Sarge and Co. take the Cap’n up on his offer and, after a bit of ambush and deception, wind up on a ferry out to an island that’s every bit as isolated but not nearly so peaceful as they had been led to believe.  The Cap’n turns out to be one Patrick O’Flynn (Kenneth Welsh, The Day After Tomorrow), evicted from Plum Island by Seamus Muldoon (Richard Fitzpatrick, The Boondock Saints) because of a disagreement over a zombie’s place in the world.  You see, ol’ Seamus thinks we should take care of them and try to convince them to eat things not us, while Pattie can’t make them dead enough.  Sarge dives right into the feud between O’Flynn and Muldoon after the latter patriarch turns out to be a mass-murdering maniac, leading to a protracted gun fight and a healthy dose of the expected gut-munching mayhem.

Romero’s mediocre Diary of the Dead gets a mediocre sequel in Survival, another in a steadily growing list of arguments for the moth-balling of the horror icon’s ailing franchise.  I find it difficult to believe that the writer and director, well respected for his usage of horror to discuss social and political concerns, has run out of things to say.  It is unfortunate, then, that he seems to have run out of interesting ways to say them.

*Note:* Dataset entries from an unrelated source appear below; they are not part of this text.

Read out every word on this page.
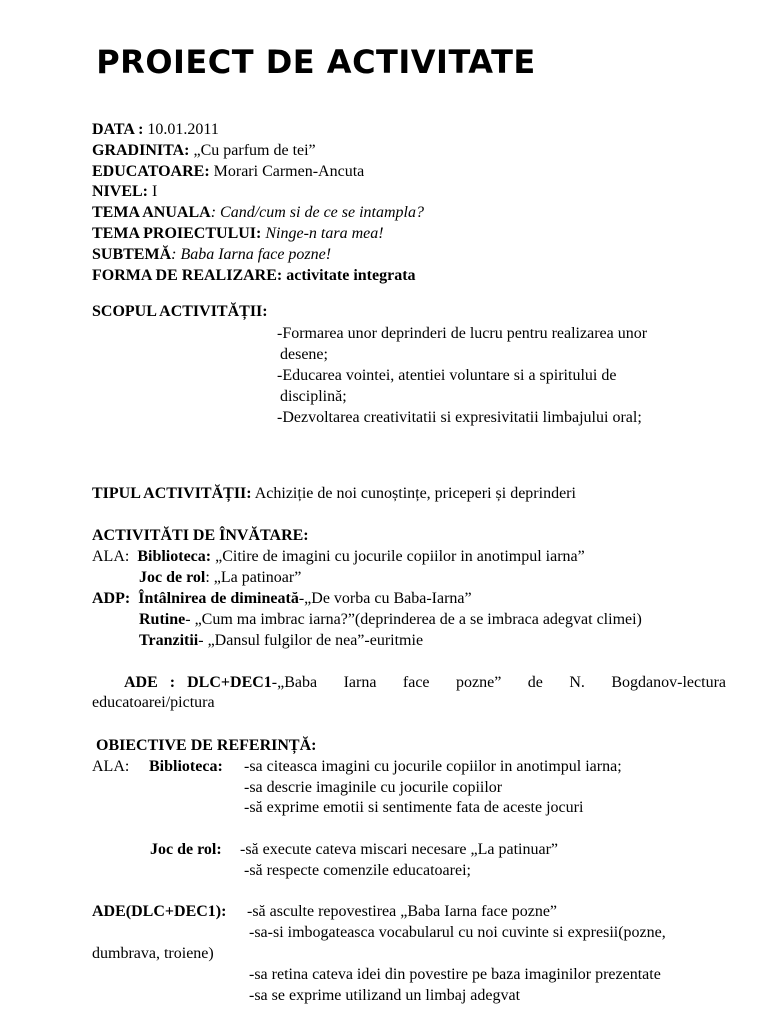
PROIECT DE ACTIVITATE
DATA : 10.01.2011
GRADINITA: „Cu parfum de tei”
EDUCATOARE: Morari Carmen-Ancuta
NIVEL: I
TEMA ANUALA: Cand/cum si de ce se intampla?
TEMA PROIECTULUI: Ninge-n tara mea!
SUBTEMĂ: Baba Iarna face pozne!
FORMA DE REALIZARE: activitate integrata
SCOPUL ACTIVITĂȚII:
-Formarea unor deprinderi de lucru pentru realizarea unor
desene;
-Educarea vointei, atentiei voluntare si a spiritului de
disciplină;
-Dezvoltarea creativitatii si expresivitatii limbajului oral;
TIPUL ACTIVITĂȚII: Achiziție de noi cunoștințe, priceperi și deprinderi
ACTIVITĂTI DE ÎNVĂTARE:
ALA: Biblioteca: „Citire de imagini cu jocurile copiilor in anotimpul iarna”
Joc de rol: „La patinoar”
ADP: Întâlnirea de dimineată-„De vorba cu Baba-Iarna”
Rutine- „Cum ma imbrac iarna?”(deprinderea de a se imbraca adegvat climei)
Tranzitii- „Dansul fulgilor de nea”-euritmie
ADE : DLC+DEC1 -„Baba Iarna face pozne” de N. Bogdanov-lectura
educatoarei/pictura
OBIECTIVE DE REFERINȚĂ:
ALA: Biblioteca: -sa citeasca imagini cu jocurile copiilor in anotimpul iarna;
-sa descrie imaginile cu jocurile copiilor
-să exprime emotii si sentimente fata de aceste jocuri
Joc de rol: -să execute cateva miscari necesare „La patinuar”
-să respecte comenzile educatoarei;
ADE(DLC+DEC1): -să asculte repovestirea „Baba Iarna face pozne”
-sa-si imbogateasca vocabularul cu noi cuvinte si expresii(pozne,
dumbrava, troiene)
-sa retina cateva idei din povestire pe baza imaginilor prezentate
-sa se exprime utilizand un limbaj adegvat
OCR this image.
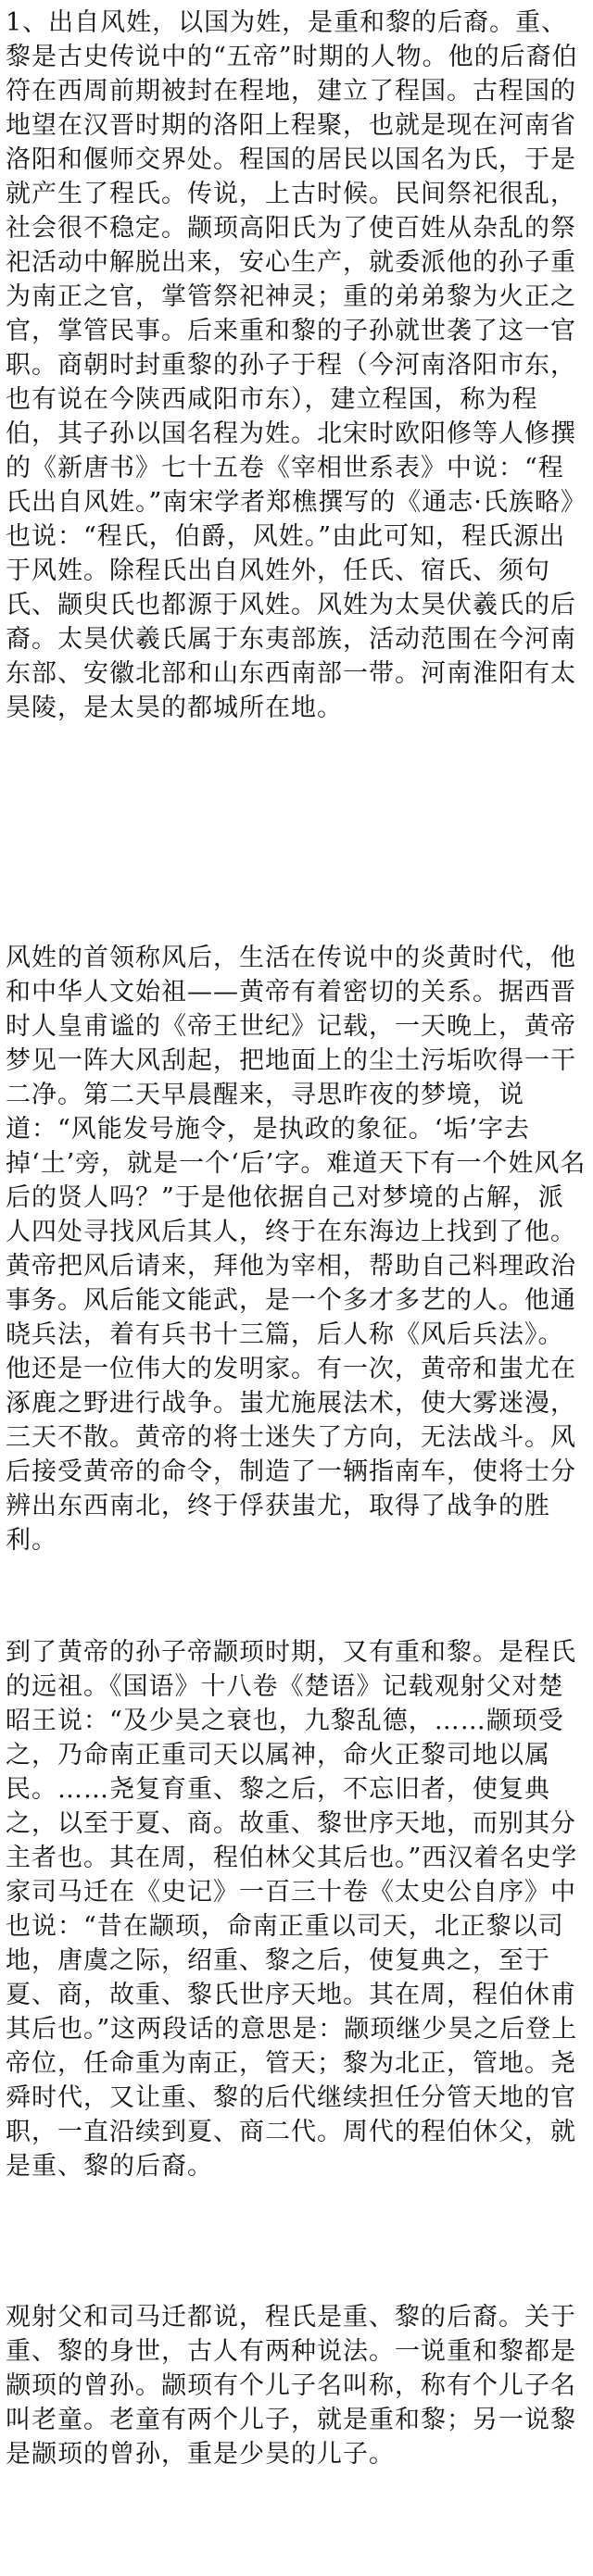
1、出自风姓，以国为姓，是重和黎的后裔。重、黎是古史传说中的“五帝”时期的人物。他的后裔伯符在西周前期被封在程地，建立了程国。古程国的地望在汉晋时期的洛阳上程聚，也就是现在河南省洛阳和偃师交界处。程国的居民以国名为氏，于是就产生了程氏。传说，上古时候。民间祭祀很乱，社会很不稳定。颛顼高阳氏为了使百姓从杂乱的祭祀活动中解脱出来，安心生产，就委派他的孙子重为南正之官，掌管祭祀神灵；重的弟弟黎为火正之官，掌管民事。后来重和黎的子孙就世袭了这一官职。商朝时封重黎的孙子于程（今河南洛阳市东，也有说在今陕西咸阳市东），建立程国，称为程伯，其子孙以国名程为姓。北宋时欧阳修等人修撰的《新唐书》七十五卷《宰相世系表》中说：“程氏出自风姓。”南宋学者郑樵撰写的《通志·氏族略》也说：“程氏，伯爵，风姓。”由此可知，程氏源出于风姓。除程氏出自风姓外，任氏、宿氏、须句氏、颛臾氏也都源于风姓。风姓为太昊伏羲氏的后裔。太昊伏羲氏属于东夷部族，活动范围在今河南东部、安徽北部和山东西南部一带。河南淮阳有太昊陵，是太昊的都城所在地。

风姓的首领称风后，生活在传说中的炎黄时代，他和中华人文始祖——黄帝有着密切的关系。据西晋时人皇甫谧的《帝王世纪》记载，一天晚上，黄帝梦见一阵大风刮起，把地面上的尘土污垢吹得一干二净。第二天早晨醒来，寻思昨夜的梦境，说道：“风能发号施令，是执政的象征。‘垢’字去掉‘土’旁，就是一个‘后’字。难道天下有一个姓风名后的贤人吗？”于是他依据自己对梦境的占解，派人四处寻找风后其人，终于在东海边上找到了他。黄帝把风后请来，拜他为宰相，帮助自己料理政治事务。风后能文能武，是一个多才多艺的人。他通晓兵法，着有兵书十三篇，后人称《风后兵法》。他还是一位伟大的发明家。有一次，黄帝和蚩尤在涿鹿之野进行战争。蚩尤施展法术，使大雾迷漫，三天不散。黄帝的将士迷失了方向，无法战斗。风后接受黄帝的命令，制造了一辆指南车，使将士分辨出东西南北，终于俘获蚩尤，取得了战争的胜利。

到了黄帝的孙子帝颛顼时期，又有重和黎。是程氏的远祖。《国语》十八卷《楚语》记载观射父对楚昭王说：“及少昊之衰也，九黎乱德，……颛顼受之，乃命南正重司天以属神，命火正黎司地以属民。……尧复育重、黎之后，不忘旧者，使复典之，以至于夏、商。故重、黎世序天地，而别其分主者也。其在周，程伯林父其后也。”西汉着名史学家司马迁在《史记》一百三十卷《太史公自序》中也说：“昔在颛顼，命南正重以司天，北正黎以司地，唐虞之际，绍重、黎之后，使复典之，至于夏、商，故重、黎氏世序天地。其在周，程伯休甫其后也。”这两段话的意思是：颛顼继少昊之后登上帝位，任命重为南正，管天；黎为北正，管地。尧舜时代，又让重、黎的后代继续担任分管天地的官职，一直沿续到夏、商二代。周代的程伯休父，就是重、黎的后裔。

观射父和司马迁都说，程氏是重、黎的后裔。关于重、黎的身世，古人有两种说法。一说重和黎都是颛顼的曾孙。颛顼有个儿子名叫称，称有个儿子名叫老童。老童有两个儿子，就是重和黎；另一说黎是颛顼的曾孙，重是少昊的儿子。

There isn’t much in Survival of the Dead that doesn’t feel like a retread of past efforts.  The motley crew of intrepid survivors is reminiscent of those from Dawn of the Dead, the National Guardsmen presenting with much the same crudity and bad manners as the bored Army men of Day.  Bad-guy Seamus Muldoon comes off as a conglomeration of Land of the Dead‘s Kaufman and Day‘s mad Doctor Logan, the patriarch of a little island empire just crazy enough to keep his dead wife in the kitchen.  Then there are the zombies, who are just like the zombies of the past films – slow-footed dumb-dumbs with some capacity to learn and a fancy for human flesh.  A good deal of the plot for Survival revolves around Seamus’ attempts to convince the zombies to eat something other than people, a subplot that manages the impressive feat of both panning out and fizzling at roughly the same time.

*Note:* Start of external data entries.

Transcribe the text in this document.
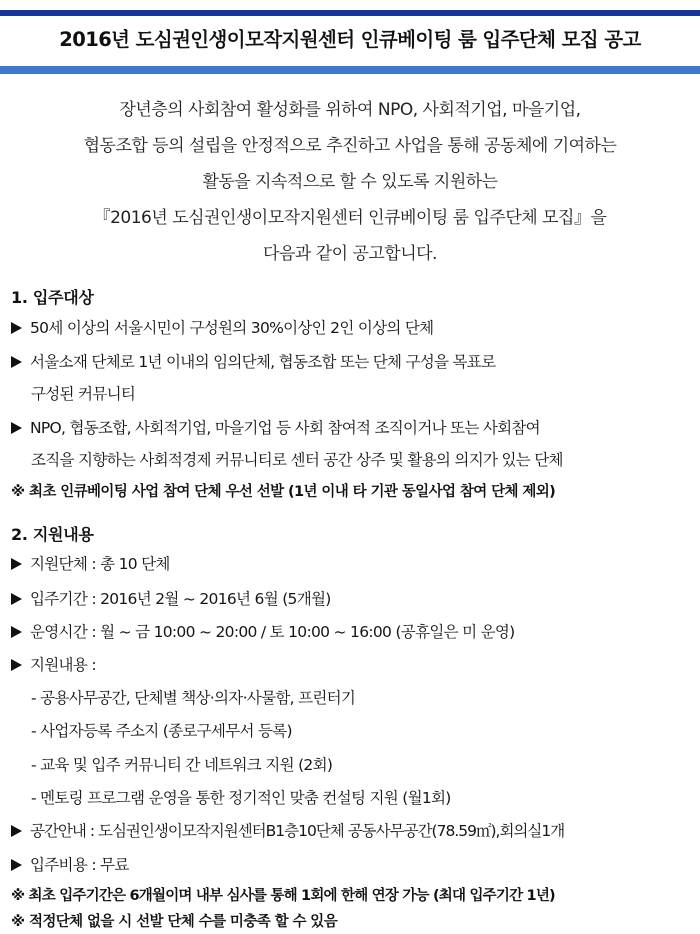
2016년 도심권인생이모작지원센터 인큐베이팅 룸 입주단체 모집 공고
장년층의 사회참여 활성화를 위하여 NPO, 사회적기업, 마을기업,
협동조합 등의 설립을 안정적으로 추진하고 사업을 통해 공동체에 기여하는
활동을 지속적으로 할 수 있도록 지원하는
『2016년 도심권인생이모작지원센터 인큐베이팅 룸 입주단체 모집』을
다음과 같이 공고합니다.
1. 입주대상
50세 이상의 서울시민이 구성원의 30%이상인 2인 이상의 단체
서울소재 단체로 1년 이내의 임의단체, 협동조합 또는 단체 구성을 목표로
구성된 커뮤니티
NPO, 협동조합, 사회적기업, 마을기업 등 사회 참여적 조직이거나 또는 사회참여
조직을 지향하는 사회적경제 커뮤니티로 센터 공간 상주 및 활용의 의지가 있는 단체
※ 최초 인큐베이팅 사업 참여 단체 우선 선발 (1년 이내 타 기관 동일사업 참여 단체 제외)
2. 지원내용
지원단체 : 총 10 단체
입주기간 : 2016년 2월 ~ 2016년 6월 (5개월)
운영시간 : 월 ~ 금 10:00 ~ 20:00 / 토 10:00 ~ 16:00 (공휴일은 미 운영)
지원내용 :
- 공용사무공간, 단체별 책상·의자·사물함, 프린터기
- 사업자등록 주소지 (종로구세무서 등록)
- 교육 및 입주 커뮤니티 간 네트워크 지원 (2회)
- 멘토링 프로그램 운영을 통한 정기적인 맞춤 컨설팅 지원 (월1회)
공간안내 : 도심권인생이모작지원센터B1층10단체 공동사무공간(78.59㎡),회의실1개
입주비용 : 무료
※ 최초 입주기간은 6개월이며 내부 심사를 통해 1회에 한해 연장 가능 (최대 입주기간 1년)
※ 적정단체 없을 시 선발 단체 수를 미충족 할 수 있음
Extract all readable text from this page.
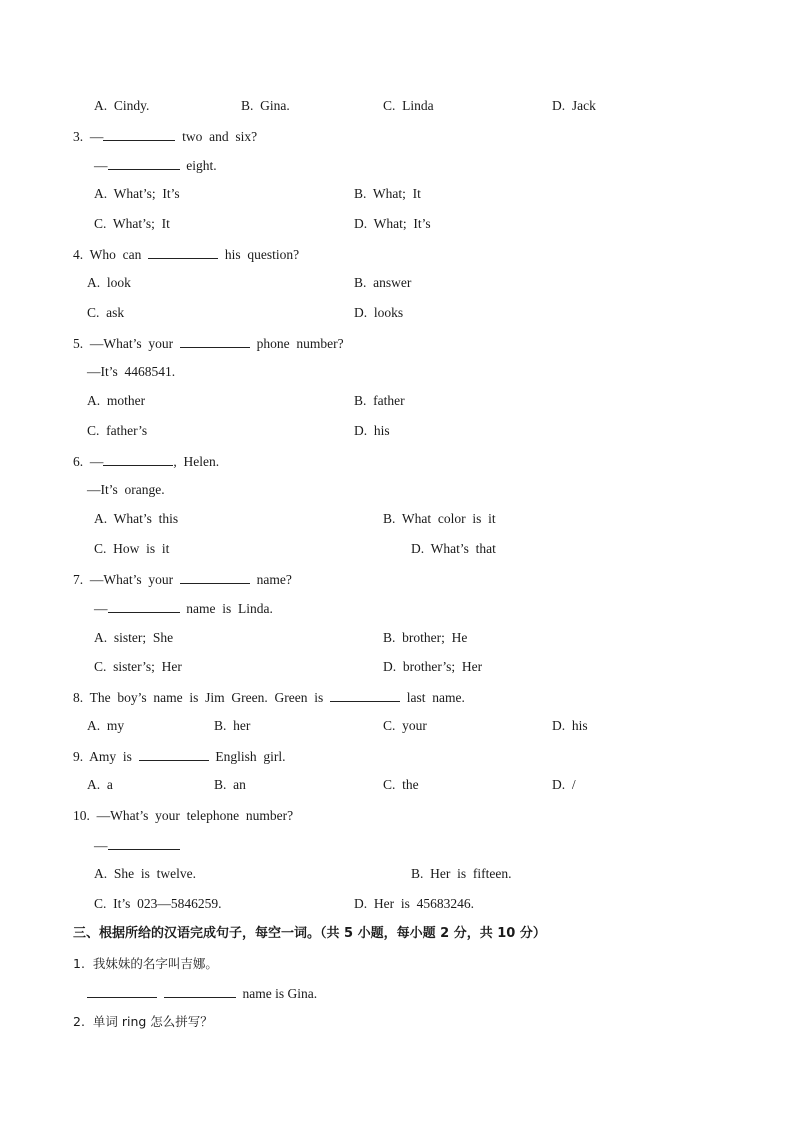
A.  Cindy.	B.  Gina.	C.  Linda	D.  Jack
3.  —	two  and  six?
—	eight.
A.  What’s;  It’s	B.  What;  It
C.  What’s;  It	D.  What;  It’s
4.  Who  can	his  question?
A.  look	B.  answer
C.  ask	D.  looks
5.  —What’s  your	phone  number?
—It’s  4468541.
A.  mother	B.  father
C.  father’s	D.  his
6.  —	,  Helen.
—It’s  orange.
A.  What’s  this	B.  What  color  is  it
C.  How  is  it	D.  What’s  that
7.  —What’s  your	name?
—	name  is  Linda.
A.  sister;  She	B.  brother;  He
C.  sister’s;  Her	D.  brother’s;  Her
8.  The  boy’s  name  is  Jim  Green.  Green  is	last  name.
A.  my	B.  her	C.  your	D.  his
9.  Amy  is	English  girl.
A.  a	B.  an	C.  the	D.  /
10.  —What’s  your  telephone  number?
—
A.  She  is  twelve.	B.  Her  is  fifteen.
C.  It’s  023—5846259.	D.  Her  is  45683246.
三、根据所给的汉语完成句子，每空一词。（共 5 小题，每小题 2 分，共 10 分）
1.  我妹妹的名字叫吉娜。
name is Gina.
2.  单词 ring 怎么拼写？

The gore, like everything else, feels overly familiar.  After Saws and Hostels and endless iterations and knock-offs of both, gore that would have shocked audiences in the 60s and 70s is now suffering from its own ubiquity.  Everyone expects Romero’s zombies to disembowel a few deserving yokels before the running time is through, but never has it felt more unnecessary than it does here.  It is only in the frequent moments of zombie destruction that the horror veteran is allowed to show at least some of the imagination that earned him that status.  Viewers are treated to the usual array of head shots, punctuated with the careful application of explosives and, in one memorable case, a fire extinguisher.  There’s also a nice twist on an old trope, with a man biting a zombie for a change.  Turns out there’s more than one way to catch the undead bug . . .

Survival of the Dead marks the first time that Romero has left me with a dearth of things to say, a sad day for this long-time fan, and the recent announcement that he intends a further two sequels in the new dead series has left my hope in the man running dryer than ever.  Survival may not be awful, but it never ranks as much more than ‘okay’, and while the sub-genre can always produce worse I’m pained by the fact that it can do (and has done) so much better.  Certified zombie-holics will want to indulge, but I can’t recommended.